Families out here- especially on the Main Line- are ridiculously wealthy. Well, not all, but most are. There are a bunch of private schools around us that cost like $28k a year to send your kid to, no joke. Now, I don't know if that's just the Upper School (what private schools refer to as high school) or not, but still that is like college tuition! Two of the families I interviewed with, their kids go to private schools. They have all boy private schools and all girl private schools. I don't have anything against private schools, I'm just not used to it I guess. I went to public school my whole life. You should see some of the gorgeous, enormous houses they have up here. Insanely beautiful! Again, if my phone behaves I will load some tonight. 

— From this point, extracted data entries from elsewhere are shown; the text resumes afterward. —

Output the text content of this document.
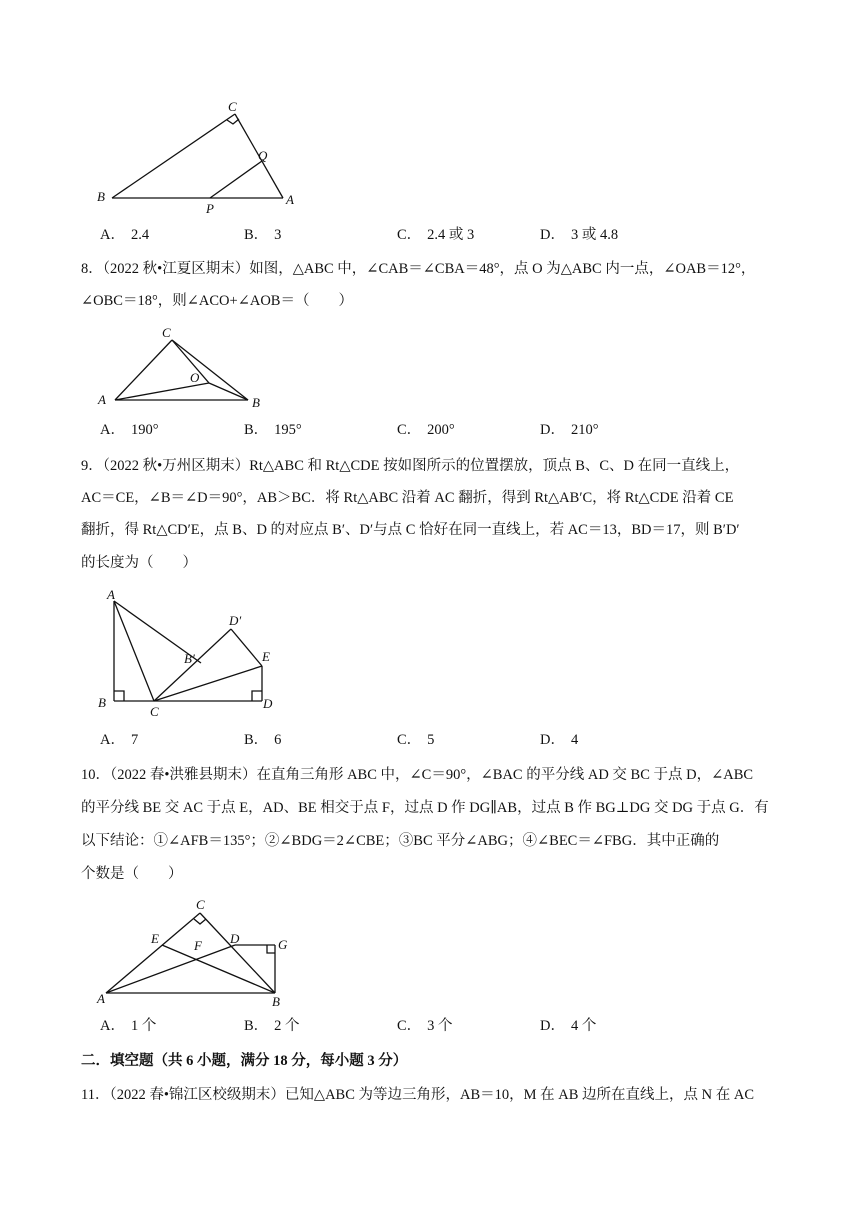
C
Q
B
P
A
A． 2.4	B． 3	C． 2.4 或 3	D． 3 或 4.8
8．（2022 秋•江夏区期末）如图，△ABC 中，∠CAB＝∠CBA＝48°，点 O 为△ABC 内一点，∠OAB＝12°，
∠OBC＝18°，则∠ACO+∠AOB＝（　　）
C
O
A	B
A． 190°	B． 195°	C． 200°	D． 210°
9．（2022 秋•万州区期末）Rt△ABC 和 Rt△CDE 按如图所示的位置摆放，顶点 B、C、D 在同一直线上，
AC＝CE，∠B＝∠D＝90°，AB＞BC．将 Rt△ABC 沿着 AC 翻折，得到 Rt△AB′C，将 Rt△CDE 沿着 CE
翻折，得 Rt△CD′E，点 B、D 的对应点 B′、D′与点 C 恰好在同一直线上，若 AC＝13，BD＝17，则 B′D′
的长度为（　　）
A
D′
B′	E
B
C
D
A． 7	B． 6	C． 5	D． 4
10．（2022 春•洪雅县期末）在直角三角形 ABC 中，∠C＝90°，∠BAC 的平分线 AD 交 BC 于点 D，∠ABC
的平分线 BE 交 AC 于点 E，AD、BE 相交于点 F，过点 D 作 DG∥AB，过点 B 作 BG⊥DG 交 DG 于点 G．有
以下结论：①∠AFB＝135°；②∠BDG＝2∠CBE；③BC 平分∠ABG；④∠BEC＝∠FBG．其中正确的
个数是（　　）
C
E	F D	G
A	B
A． 1 个	B． 2 个	C． 3 个	D． 4 个
二．填空题（共 6 小题，满分 18 分，每小题 3 分）
11．（2022 春•锦江区校级期末）已知△ABC 为等边三角形，AB＝10，M 在 AB 边所在直线上，点 N 在 AC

Tomorrow my sister, mom and I are going to the Flower & Craft Warehouse out in Blue Ball- near Lancaster- to look at Christmas decorations and such. It's a yearly thing that my Mommom goes with her daughters and this will be the first year we get to join! 


This is a gorgeous house on the Main Line near my sister's. Most houses around here are grand and very large and typically country-like as this one. 

I love this house, it's actually right down the road from my sister's and not too far from the park where I take her dog for long walks and throw the tennis ball around.

These are the roads that I'm talking about. Predominantly they are all like this, unless you get on the highways or the Turn Pike.

Another beautiful stone house

The breathtakingly beautiful fall trees of PA!